Years ago in art school I hammered straight sewing pins about the
neck of a test tube to fix it to the wall for my mindmeld friend J.’s exhibition in the Concordia Univ VA Gallery.
Parkinson’s Disease has taken the pins from my fingers and the
hammer from my hand. It has compressed the tensile muscles, fusing the armature
of bones and slowing the drumming blood, hollowing my body: a test tube of
parasympathetic nerves and febrile Chi, nanosensitive to emotions within and
without me.
I have wondered these few days, why I felt so much this tragedy. Others were closer, more frequent companions…

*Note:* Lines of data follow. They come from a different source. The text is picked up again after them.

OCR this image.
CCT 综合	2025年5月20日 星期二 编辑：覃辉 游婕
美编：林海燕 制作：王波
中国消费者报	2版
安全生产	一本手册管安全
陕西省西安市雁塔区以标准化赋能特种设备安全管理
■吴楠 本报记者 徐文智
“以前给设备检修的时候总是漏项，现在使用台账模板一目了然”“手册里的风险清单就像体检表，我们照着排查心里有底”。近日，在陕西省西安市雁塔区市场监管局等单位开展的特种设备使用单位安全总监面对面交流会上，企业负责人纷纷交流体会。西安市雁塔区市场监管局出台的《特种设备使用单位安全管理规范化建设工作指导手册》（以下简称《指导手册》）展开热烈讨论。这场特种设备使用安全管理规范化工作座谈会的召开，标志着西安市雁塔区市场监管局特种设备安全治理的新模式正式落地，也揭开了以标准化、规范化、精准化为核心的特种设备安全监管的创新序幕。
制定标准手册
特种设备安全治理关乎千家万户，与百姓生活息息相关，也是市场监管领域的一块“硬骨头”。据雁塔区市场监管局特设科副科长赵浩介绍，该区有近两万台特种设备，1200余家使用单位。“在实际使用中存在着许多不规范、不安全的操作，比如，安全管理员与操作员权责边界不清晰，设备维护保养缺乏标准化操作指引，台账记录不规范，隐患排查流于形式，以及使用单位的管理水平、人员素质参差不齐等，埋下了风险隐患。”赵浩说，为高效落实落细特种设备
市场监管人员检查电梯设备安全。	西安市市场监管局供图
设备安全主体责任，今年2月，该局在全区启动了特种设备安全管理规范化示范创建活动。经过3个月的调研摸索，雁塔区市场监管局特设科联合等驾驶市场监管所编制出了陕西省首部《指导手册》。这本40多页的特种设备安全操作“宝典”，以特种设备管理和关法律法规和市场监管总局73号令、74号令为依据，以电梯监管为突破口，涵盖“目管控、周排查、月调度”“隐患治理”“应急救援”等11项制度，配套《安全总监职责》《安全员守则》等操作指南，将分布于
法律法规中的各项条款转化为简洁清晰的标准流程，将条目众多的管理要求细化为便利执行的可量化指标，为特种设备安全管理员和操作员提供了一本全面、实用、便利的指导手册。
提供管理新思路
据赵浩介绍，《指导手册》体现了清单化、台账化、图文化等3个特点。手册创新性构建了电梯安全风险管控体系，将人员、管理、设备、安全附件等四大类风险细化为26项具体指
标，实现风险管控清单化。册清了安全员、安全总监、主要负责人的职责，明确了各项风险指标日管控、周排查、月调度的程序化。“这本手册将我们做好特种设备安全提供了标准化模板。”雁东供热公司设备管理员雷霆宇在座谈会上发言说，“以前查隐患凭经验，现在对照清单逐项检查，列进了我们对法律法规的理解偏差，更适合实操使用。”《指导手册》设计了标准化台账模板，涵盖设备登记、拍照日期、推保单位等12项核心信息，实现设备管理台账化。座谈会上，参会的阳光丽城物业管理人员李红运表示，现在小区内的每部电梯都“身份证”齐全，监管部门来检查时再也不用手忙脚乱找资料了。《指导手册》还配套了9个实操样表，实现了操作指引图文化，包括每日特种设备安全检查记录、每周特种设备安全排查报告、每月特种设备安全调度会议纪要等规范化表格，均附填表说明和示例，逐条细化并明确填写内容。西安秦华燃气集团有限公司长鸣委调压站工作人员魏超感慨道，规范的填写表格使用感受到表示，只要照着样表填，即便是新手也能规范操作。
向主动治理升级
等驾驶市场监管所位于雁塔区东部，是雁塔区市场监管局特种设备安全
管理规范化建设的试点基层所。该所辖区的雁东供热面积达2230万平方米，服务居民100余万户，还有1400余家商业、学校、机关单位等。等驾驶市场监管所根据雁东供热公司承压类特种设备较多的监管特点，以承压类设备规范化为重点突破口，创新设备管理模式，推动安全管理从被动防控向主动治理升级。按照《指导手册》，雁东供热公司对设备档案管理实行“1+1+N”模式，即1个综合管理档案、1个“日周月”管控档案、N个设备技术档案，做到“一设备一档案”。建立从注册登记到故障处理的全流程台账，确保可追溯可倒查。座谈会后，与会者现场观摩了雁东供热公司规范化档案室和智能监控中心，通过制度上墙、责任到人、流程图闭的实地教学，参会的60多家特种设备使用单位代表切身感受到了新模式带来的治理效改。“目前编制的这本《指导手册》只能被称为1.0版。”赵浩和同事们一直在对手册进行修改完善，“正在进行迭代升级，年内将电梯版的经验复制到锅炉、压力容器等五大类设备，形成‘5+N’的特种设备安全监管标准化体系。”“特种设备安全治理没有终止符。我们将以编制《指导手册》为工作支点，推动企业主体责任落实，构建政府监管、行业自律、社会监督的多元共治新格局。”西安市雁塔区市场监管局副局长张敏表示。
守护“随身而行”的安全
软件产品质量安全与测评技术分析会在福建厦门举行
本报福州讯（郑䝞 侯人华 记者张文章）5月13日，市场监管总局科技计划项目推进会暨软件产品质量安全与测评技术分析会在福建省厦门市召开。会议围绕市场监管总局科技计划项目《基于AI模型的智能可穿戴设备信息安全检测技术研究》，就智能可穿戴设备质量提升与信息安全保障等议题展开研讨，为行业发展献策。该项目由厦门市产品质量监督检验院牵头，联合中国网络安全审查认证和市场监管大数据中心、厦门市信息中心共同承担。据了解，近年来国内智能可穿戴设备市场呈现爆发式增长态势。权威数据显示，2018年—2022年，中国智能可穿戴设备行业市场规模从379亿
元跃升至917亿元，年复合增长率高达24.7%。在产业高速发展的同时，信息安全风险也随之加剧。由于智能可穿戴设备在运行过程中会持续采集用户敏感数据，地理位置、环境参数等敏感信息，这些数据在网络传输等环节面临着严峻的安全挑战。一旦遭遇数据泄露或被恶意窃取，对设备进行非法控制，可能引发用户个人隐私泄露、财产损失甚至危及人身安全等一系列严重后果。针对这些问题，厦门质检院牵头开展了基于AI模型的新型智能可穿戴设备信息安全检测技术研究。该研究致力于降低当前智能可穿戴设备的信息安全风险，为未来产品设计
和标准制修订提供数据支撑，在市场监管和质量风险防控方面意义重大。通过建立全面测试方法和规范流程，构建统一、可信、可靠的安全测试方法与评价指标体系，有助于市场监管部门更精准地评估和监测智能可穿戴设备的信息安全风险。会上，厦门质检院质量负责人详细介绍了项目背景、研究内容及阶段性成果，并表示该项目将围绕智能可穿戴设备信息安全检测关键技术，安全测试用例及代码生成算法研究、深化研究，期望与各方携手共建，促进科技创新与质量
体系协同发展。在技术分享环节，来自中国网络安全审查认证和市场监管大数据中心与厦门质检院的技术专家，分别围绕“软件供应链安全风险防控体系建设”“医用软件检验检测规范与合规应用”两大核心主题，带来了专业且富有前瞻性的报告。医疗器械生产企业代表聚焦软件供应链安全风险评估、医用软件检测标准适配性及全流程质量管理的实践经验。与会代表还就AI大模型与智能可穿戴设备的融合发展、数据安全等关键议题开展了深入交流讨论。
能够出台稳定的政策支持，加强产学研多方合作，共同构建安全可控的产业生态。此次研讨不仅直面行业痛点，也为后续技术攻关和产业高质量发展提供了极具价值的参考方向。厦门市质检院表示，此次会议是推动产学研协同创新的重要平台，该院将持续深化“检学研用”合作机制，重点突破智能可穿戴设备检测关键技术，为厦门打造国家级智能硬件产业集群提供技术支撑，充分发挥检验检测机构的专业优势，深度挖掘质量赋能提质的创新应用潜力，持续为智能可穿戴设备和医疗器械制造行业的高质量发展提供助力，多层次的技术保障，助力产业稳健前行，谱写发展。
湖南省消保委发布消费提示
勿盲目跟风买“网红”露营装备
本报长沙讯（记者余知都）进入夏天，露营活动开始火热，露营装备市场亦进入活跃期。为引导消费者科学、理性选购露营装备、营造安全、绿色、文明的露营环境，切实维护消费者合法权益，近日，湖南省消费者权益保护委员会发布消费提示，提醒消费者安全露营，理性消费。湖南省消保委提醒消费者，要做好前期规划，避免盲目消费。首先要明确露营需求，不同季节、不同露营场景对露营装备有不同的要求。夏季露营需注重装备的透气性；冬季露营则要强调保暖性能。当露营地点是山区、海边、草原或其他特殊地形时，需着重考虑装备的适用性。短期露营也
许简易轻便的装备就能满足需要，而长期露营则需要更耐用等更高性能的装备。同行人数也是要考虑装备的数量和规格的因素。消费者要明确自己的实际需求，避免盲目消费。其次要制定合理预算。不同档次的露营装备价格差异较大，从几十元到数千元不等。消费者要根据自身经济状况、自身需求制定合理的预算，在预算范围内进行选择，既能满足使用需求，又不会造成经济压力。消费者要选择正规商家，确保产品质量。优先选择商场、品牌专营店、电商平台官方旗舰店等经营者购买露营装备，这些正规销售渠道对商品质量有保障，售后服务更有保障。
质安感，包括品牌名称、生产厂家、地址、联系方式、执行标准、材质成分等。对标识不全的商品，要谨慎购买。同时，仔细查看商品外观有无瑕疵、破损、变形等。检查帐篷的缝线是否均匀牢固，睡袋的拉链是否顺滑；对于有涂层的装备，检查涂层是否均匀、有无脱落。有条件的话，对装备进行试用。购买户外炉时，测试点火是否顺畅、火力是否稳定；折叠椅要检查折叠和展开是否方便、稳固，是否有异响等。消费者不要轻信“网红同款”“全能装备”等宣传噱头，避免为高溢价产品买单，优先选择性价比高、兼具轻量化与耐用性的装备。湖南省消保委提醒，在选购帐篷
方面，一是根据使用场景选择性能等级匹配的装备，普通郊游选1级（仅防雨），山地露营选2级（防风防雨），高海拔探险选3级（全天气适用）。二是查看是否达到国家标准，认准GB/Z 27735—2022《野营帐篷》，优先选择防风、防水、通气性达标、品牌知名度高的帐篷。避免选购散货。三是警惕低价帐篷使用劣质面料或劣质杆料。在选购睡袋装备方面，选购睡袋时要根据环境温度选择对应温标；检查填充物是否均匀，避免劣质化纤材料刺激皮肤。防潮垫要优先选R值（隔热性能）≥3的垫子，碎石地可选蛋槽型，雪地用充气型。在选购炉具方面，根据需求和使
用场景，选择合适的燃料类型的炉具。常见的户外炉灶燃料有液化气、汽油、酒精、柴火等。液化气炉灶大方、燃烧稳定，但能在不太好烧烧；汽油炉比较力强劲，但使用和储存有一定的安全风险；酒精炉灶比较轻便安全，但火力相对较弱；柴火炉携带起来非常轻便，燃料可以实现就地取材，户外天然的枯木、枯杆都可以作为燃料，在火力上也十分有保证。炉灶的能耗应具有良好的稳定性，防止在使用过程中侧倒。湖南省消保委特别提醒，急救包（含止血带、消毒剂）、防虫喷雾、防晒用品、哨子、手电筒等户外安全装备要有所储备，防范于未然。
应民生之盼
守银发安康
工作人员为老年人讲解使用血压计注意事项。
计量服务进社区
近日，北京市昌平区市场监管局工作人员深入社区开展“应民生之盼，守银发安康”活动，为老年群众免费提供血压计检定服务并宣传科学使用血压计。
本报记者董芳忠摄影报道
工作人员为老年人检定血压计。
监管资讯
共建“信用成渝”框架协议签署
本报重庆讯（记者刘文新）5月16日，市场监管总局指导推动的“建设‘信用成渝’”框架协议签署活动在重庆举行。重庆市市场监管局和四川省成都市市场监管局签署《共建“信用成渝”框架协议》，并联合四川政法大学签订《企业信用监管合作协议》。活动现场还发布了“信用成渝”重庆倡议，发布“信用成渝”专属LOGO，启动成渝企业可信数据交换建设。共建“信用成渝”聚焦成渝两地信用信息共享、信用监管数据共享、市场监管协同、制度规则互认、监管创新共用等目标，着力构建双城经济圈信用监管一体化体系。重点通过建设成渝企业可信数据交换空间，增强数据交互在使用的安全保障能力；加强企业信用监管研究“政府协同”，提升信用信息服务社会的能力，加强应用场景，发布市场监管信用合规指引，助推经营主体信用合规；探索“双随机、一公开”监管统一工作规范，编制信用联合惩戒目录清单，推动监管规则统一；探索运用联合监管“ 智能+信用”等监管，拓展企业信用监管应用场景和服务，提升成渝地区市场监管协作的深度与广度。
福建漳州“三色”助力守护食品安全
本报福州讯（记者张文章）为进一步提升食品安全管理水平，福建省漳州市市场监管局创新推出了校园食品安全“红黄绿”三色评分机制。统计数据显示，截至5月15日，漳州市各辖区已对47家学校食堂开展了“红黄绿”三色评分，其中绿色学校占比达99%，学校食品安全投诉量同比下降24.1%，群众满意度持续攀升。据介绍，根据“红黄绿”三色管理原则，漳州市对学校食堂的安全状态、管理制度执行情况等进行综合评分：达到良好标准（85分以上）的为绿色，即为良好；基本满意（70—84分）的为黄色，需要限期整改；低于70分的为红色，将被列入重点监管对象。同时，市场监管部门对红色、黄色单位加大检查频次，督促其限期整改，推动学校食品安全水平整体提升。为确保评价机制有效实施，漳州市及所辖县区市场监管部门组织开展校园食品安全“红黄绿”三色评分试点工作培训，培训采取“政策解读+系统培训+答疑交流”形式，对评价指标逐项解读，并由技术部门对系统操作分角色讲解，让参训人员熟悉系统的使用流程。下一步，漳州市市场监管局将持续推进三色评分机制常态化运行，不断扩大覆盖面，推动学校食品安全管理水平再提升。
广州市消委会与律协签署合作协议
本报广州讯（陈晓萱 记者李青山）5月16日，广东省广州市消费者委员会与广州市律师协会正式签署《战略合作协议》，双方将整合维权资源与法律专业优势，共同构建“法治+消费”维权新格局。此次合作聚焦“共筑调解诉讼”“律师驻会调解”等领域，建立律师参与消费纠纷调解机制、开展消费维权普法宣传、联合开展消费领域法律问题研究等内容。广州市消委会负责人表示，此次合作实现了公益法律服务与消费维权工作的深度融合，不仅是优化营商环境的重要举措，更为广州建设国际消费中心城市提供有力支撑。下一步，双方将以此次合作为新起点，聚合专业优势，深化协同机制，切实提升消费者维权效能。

ever since I met Christophe, I perceived a sensitivity to which I could relate,
a vulnerability (in my case born of Parkinson’s) that he (it seemed to me) saw.
We never spoke of this. When one has a physically apparent, degenerative
disease, even the thickest skinned are subject to others’ reactions. Some people
manage to communicate their compassion and give assistance with such subtlety
that it flows over the pain and frustration without hurting. He did this.
April 15th in Saint Louis du Sénégal, as the paramedics
(les Sapeurs-Pompiers) ran up our apartment
building stairs and his friends forced the door, I was brushing my teeth and
thinking how I’ve kept meaning to share this blog with him, one of so few here who
speak English well enough to wade through…
His suicide has rendered me the test tube.